Jüpiter, güneş sistemindeki en büyük gezegendir. Fark, hiçbir zaman tam teşekküllü bir gezegen olmaya mahkum edilmemiş bir asteroitin olası düşüşünden kaynaklanıyor.
Jüpiter, Dünya gibi, geniş bir manyetik alana sahiptir. Çekirdek malzemenin karıştırılması nedeniyle oluşur. Dahası, bilim adamları dünyanın çekirdeğinin bir örneğini elde edemediler. Bununla birlikte, Jüpiter'in manyetik alanının incelenmesi, bu gök cisiminin derin nesnelerinin yapısal özelliklerini önermeyi mümkün kıldı.
Gezegenin yörüngesinde bulunan Juno probu, çekirdeğinin ağır metallerden oluştuğunu gösterdi. Dahası, büyüklüğünün dev yarıçapının yarısına ulaşır.
Jüpiteri çekirdeğinin doğası hakkındaki mevcut fikirler, mineral ve taşlardan oluşması ve küçük boyutlara sahip olması gerektiğini düşündürmektedir. Son çalışmalar, gezegenin bu bölgesinde yüksek sıcaklıkların ve muazzam basıncın hüküm sürdüğünü göstermektedir.
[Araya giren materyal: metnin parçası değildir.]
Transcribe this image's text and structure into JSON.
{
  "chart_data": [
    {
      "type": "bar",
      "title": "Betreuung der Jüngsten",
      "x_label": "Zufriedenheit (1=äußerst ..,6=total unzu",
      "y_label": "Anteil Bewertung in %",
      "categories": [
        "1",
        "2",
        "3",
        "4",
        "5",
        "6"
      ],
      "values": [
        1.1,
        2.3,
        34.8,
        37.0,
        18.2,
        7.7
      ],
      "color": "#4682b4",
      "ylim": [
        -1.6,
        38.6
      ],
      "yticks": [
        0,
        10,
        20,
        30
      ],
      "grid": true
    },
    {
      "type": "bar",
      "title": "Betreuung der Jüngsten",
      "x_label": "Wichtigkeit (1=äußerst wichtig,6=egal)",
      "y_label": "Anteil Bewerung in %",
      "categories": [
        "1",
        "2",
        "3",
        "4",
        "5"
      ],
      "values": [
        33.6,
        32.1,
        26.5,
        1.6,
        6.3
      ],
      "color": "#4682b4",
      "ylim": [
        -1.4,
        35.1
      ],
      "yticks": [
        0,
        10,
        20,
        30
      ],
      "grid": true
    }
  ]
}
Bu tür koşulların laboratuvar ortamında modellenmesi zordur.
Gökbilimciler Nature dergisinde Jüpiter'in evriminin kozmik bir felaket tarafından bozulduğunu iddia eden bir makale yayınladılar. Gök cismi oluşumunun erken aşamalarında meydana geldi. Kozmik ölçekte sadece büyük bir felaket, bir gaz devinin kendisini ağır kimyasal elementlerle nasıl “doyurabildiğini” açıklayabilir. Bu, erken Jüpiter'le çarpışan ve onunla birleşen yabancı bir kozmik beden tarafından yapılabilirdi.Böylece büyük bir çekirdek doğdu. Jüpiter ile çarpışan bir nesne teorik olarak Dünya'nın kütlesinin 10 katı bir kütleye sahip olabilir.
Bilim adamlarının hesaplamaları, Jüpiter'in ilk döneminin kayalık çekirdeğinin yarıçapının sadece yüzde 15'ine sahip olduğunu gösteriyor. Gezegene çarpan nesne, çok miktarda ağır kimyasal element getirdi. Hızlı bir şekilde çekirdek alanlara ulaştılar. Bu nedenle, boyut olarak önemli ölçüde artmıştır. Matematiksel modeller, bu durumda en az 4 milyar yıl var olabileceğini göstermektedir.
Gelecekte, Dünya'dan Jüpiter'e gönderilen probların, çekirdeğinin gizemini çözmeye yardımcı olması mümkündür. Aynı çalışmalar, bilim insanlarını cevaba, aslında dünya çekirdeğinin bağırsaklarından hangi maddenin bulunduğunu ve mavi gezegenimizin yüzeyine çıkarıp çıkarılamayacağını yakınlaştırır.